Bruce asked about the policy issues in archives for this as far as users are concerned? The slides contain some thoughts on these issues.

Curt said you should uniquely identify each one and capture the provenance relationship between them. But Bruce said that doesn't capture authenticity. Donald said his inclination is to use appraisal and go back to the data provider and ask for clarification on the item. Bruce gave an example of a discussion of spatial grids in EOSDIS that took two years and ended in deadlock.. Curt referred back to the bitmaps and asked if they were two different types. Donald said that one bitmap would be a" translation" of the other, but They would be scientifically equivalent. One of the two manifestations might be more long term archivable then the other, though both are valid.

Curt said if an author used one in a publication, should they cite the archival one or the one they actually used? Donald said there should be one citation which would cover both representations. Curt said he would cite the one that he got. Bruce talked about hurdles and problems with inauthentic data sets based on obsolescence. Ruth said the existing citation guidelines cover these cases. If they went with the manifestations path, the author could use one. If he or she had both, either would work just fine. Bruce said it sounded like different dialects.

Archives with digital files that are scientifically equivalent - see slides for discussion points. Another example used monthly average precipitation data from rain guage stations.

Curt mentioned the need for both algorithms when doing the test. He mentioned a suggested approach that used cryptographic digests. Bruce countered that this approach would not work on the two bitmap examples.

Summary

Summary - categorizing stable objects in an archive - see slides for more details. These things might be more useful to users then allowing inauthenticity to creep in. And more work is needed on taxonomies to see if these algorithms would improve user search efficiency. Curt sid the second point is really hard. you might have to specify a domain of discourse. Donald added that the annotation might need to reference which user community was the reference for the term.

Ruth mentioned two papers by altman and renair, where they talk about scientific equivalence in digital curation.

Curt mentioned provenance equivalence for a next step.

Next Steps

Bruce asked what is the next step? Ruth and Curt said there is a need for a concrete outcome to move forward. Donald said he is not sure which problem we are trying to solve from a broader sense. They are already addressing some of these things at his organization but where are we trying to take the discussion outside of ESIP?

Curt said we needed use cases for citations. How do you know people are using the same data when gathered from different locations? Can an algorithm verify scientific equivalence? Data collections that change over time present additional complications.
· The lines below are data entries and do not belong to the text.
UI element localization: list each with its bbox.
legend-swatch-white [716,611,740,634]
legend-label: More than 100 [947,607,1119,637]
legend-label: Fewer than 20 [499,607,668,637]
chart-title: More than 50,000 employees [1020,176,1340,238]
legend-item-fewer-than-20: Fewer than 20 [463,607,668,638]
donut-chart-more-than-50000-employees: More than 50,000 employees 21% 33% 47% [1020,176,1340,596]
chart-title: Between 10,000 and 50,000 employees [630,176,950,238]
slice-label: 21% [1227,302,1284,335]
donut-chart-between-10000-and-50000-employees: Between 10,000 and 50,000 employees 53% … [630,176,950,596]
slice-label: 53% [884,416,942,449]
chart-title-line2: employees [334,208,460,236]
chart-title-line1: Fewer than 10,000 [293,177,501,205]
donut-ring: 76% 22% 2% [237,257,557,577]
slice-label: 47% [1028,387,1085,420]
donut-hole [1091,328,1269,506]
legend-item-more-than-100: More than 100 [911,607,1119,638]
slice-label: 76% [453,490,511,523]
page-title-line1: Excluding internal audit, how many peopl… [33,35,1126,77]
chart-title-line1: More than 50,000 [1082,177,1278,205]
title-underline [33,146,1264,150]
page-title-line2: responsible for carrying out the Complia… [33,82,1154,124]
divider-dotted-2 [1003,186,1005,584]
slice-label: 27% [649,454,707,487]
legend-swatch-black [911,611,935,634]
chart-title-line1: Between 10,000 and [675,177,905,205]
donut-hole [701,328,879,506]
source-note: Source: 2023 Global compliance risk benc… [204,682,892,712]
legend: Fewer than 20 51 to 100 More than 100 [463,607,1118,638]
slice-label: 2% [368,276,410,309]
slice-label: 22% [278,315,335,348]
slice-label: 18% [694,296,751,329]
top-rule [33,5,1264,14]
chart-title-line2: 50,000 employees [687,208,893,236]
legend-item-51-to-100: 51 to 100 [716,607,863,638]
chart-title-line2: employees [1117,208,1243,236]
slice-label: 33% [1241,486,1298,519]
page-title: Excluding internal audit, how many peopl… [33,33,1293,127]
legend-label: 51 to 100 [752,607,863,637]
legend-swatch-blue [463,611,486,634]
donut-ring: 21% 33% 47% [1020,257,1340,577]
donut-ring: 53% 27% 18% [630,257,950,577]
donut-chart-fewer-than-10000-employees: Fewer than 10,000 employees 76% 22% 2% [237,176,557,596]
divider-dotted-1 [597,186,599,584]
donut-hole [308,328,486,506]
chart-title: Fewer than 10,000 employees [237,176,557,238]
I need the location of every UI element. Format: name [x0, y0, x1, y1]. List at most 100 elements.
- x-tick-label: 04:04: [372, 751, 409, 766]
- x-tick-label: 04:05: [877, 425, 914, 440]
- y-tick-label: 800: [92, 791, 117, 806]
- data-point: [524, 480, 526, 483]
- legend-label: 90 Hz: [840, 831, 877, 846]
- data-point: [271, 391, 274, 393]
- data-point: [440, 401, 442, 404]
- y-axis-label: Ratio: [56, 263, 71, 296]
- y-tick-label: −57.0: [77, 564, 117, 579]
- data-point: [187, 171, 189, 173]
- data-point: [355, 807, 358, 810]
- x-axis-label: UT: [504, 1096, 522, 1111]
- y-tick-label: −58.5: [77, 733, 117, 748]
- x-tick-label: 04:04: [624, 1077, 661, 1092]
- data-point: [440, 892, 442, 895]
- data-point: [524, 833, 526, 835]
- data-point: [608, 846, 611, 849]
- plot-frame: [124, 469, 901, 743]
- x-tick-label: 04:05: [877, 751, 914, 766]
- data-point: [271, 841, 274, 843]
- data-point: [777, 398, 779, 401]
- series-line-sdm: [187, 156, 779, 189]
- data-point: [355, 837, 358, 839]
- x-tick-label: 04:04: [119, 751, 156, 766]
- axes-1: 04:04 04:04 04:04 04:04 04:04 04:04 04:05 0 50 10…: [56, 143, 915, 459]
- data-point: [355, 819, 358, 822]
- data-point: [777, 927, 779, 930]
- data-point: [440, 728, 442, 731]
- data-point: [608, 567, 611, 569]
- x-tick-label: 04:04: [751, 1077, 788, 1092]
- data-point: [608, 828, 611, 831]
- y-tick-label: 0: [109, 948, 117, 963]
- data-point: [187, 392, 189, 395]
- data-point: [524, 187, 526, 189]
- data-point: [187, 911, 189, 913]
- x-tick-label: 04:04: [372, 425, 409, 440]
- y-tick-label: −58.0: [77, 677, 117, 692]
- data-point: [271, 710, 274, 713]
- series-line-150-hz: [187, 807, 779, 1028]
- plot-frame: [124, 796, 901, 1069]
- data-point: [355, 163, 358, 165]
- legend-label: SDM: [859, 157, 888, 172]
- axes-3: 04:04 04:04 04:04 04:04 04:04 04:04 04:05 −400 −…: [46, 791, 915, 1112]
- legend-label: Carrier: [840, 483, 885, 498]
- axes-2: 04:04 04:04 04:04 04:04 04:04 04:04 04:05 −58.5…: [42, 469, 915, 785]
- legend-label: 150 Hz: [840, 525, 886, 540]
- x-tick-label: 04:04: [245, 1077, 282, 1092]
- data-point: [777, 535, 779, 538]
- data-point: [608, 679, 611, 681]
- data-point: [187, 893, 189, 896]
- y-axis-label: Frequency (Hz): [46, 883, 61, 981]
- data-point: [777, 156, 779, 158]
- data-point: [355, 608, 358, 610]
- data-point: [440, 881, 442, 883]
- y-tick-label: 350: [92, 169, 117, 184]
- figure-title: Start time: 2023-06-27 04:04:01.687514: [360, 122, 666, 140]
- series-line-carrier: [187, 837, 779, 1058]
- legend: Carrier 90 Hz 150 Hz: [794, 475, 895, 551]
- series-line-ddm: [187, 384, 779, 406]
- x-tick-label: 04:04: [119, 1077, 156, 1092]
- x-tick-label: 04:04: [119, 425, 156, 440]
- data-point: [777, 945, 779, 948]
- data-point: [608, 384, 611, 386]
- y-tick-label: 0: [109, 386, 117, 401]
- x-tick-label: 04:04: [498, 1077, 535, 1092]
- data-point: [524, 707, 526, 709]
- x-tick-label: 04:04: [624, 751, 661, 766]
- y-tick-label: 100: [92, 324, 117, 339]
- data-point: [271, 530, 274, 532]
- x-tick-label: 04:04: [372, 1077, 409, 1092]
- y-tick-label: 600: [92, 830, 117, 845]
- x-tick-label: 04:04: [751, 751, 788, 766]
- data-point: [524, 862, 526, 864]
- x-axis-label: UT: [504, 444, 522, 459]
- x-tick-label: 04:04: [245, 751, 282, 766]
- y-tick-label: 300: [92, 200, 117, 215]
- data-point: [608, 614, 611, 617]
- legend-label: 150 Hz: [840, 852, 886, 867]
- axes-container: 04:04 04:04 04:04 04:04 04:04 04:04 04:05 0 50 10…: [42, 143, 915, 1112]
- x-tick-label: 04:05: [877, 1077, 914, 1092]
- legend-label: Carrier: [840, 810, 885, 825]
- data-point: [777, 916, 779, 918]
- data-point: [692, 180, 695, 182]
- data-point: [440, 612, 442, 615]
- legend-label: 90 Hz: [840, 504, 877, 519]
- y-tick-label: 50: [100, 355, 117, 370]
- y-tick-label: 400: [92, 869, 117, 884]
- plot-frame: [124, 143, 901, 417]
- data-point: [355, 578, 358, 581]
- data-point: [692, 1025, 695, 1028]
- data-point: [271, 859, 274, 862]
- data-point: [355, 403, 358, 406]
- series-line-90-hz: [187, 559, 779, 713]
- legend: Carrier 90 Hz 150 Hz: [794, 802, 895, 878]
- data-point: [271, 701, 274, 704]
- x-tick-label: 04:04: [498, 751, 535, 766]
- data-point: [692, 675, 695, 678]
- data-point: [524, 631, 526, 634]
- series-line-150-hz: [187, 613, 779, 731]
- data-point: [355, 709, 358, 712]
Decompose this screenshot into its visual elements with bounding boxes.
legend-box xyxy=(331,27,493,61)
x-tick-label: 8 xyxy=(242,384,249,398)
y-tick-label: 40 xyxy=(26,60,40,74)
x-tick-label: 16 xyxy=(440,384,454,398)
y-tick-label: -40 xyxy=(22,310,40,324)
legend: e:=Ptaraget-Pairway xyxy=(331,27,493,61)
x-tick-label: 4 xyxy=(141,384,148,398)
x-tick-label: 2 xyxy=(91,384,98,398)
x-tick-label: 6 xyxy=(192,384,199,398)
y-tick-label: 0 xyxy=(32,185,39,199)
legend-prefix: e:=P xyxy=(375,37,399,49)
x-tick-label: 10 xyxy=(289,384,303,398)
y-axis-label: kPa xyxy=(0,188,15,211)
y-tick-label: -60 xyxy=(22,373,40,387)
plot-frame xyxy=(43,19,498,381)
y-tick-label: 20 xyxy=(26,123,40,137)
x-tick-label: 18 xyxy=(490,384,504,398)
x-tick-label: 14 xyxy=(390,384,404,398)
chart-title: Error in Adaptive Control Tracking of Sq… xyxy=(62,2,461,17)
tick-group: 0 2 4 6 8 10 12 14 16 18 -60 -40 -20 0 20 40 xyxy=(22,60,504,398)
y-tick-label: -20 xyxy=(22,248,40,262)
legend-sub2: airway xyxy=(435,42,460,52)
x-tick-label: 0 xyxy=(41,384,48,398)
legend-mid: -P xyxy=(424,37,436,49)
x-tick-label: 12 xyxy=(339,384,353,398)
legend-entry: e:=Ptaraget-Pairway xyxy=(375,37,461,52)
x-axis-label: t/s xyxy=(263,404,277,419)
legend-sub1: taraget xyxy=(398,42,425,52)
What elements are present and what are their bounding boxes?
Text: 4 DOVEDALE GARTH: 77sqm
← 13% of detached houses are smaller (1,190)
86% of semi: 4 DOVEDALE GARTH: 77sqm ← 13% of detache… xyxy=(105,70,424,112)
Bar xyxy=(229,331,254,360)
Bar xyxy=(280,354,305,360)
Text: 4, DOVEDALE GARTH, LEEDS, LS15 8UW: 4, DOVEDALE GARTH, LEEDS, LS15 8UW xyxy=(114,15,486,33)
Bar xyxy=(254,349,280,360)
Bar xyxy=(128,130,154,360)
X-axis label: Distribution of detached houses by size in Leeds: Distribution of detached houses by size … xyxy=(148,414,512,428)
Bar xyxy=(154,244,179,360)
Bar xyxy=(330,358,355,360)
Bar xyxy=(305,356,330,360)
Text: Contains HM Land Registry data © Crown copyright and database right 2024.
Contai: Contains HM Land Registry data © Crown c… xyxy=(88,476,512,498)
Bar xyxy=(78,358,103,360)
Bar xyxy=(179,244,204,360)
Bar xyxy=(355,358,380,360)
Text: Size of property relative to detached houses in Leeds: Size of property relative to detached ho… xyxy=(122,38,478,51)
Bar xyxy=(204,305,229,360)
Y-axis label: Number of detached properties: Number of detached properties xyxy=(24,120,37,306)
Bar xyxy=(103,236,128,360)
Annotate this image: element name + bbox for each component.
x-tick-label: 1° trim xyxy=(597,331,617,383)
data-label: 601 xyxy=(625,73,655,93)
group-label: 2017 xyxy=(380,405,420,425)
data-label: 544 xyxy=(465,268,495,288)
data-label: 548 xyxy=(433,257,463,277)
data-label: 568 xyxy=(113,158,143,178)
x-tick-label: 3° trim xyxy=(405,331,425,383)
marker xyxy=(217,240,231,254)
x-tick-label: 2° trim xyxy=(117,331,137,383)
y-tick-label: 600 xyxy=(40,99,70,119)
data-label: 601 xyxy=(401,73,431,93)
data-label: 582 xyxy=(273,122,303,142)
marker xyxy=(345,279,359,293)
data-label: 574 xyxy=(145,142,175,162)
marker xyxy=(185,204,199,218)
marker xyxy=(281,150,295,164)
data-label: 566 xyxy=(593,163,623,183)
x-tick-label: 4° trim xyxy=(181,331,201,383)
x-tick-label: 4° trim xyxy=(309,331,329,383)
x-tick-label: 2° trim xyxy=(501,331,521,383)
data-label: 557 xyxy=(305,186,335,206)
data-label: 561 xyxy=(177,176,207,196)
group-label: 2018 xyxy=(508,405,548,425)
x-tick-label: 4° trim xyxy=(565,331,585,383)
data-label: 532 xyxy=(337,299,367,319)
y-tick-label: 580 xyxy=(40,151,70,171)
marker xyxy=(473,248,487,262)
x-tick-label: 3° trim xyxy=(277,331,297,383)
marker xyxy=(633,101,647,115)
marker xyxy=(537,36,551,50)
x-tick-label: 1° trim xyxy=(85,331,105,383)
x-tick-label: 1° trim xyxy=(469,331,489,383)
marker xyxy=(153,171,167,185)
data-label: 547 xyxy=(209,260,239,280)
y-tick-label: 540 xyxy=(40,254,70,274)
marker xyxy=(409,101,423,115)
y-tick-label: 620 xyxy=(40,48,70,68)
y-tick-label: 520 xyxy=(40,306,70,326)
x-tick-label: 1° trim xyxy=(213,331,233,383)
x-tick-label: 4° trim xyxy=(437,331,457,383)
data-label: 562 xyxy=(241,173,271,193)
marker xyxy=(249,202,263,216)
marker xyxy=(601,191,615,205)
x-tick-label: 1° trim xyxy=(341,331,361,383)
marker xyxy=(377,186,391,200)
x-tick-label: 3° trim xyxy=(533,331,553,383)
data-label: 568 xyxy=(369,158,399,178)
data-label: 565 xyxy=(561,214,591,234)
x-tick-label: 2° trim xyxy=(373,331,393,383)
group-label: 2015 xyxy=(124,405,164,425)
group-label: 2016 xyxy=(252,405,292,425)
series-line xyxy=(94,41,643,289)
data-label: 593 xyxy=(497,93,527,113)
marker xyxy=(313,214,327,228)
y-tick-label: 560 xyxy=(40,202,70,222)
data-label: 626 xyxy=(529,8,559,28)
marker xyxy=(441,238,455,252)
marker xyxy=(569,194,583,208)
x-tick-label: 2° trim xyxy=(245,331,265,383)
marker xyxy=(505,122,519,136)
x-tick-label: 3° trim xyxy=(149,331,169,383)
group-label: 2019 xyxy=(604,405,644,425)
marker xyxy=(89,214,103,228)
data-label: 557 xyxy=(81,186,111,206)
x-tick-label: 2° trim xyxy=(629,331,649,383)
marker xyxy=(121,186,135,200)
Identifiers for objects and collections present their own difficulties, including being able to go back to access collections at different dates and find out which objects and collections the archive had on those dates etc.

Bruce said that the group would continue to try to resolve the issues by e-mail. [At the business meeting for the Data Stewardship and Preservation Cluster on Friday morning, Bruce suggested that he would try to create two articles to be submitted to one or more journals. One paper would be on the object classification and accounting issues. The second would be on the issues raised by digital object replication and scientific equivalence. A likely publication venue would be the CODATA Data Science Joural, which apparently does not require page charges and allows authors to retain copyrights.]

Acknowledgements

Bruce appreciated Sarah Ramdeen's help in creating a useful set of notes during this session. He was also grateful for the help provided by Erin Robinson, her staff of helpers, and the hotel for providing equipment and other facilities for this discussion.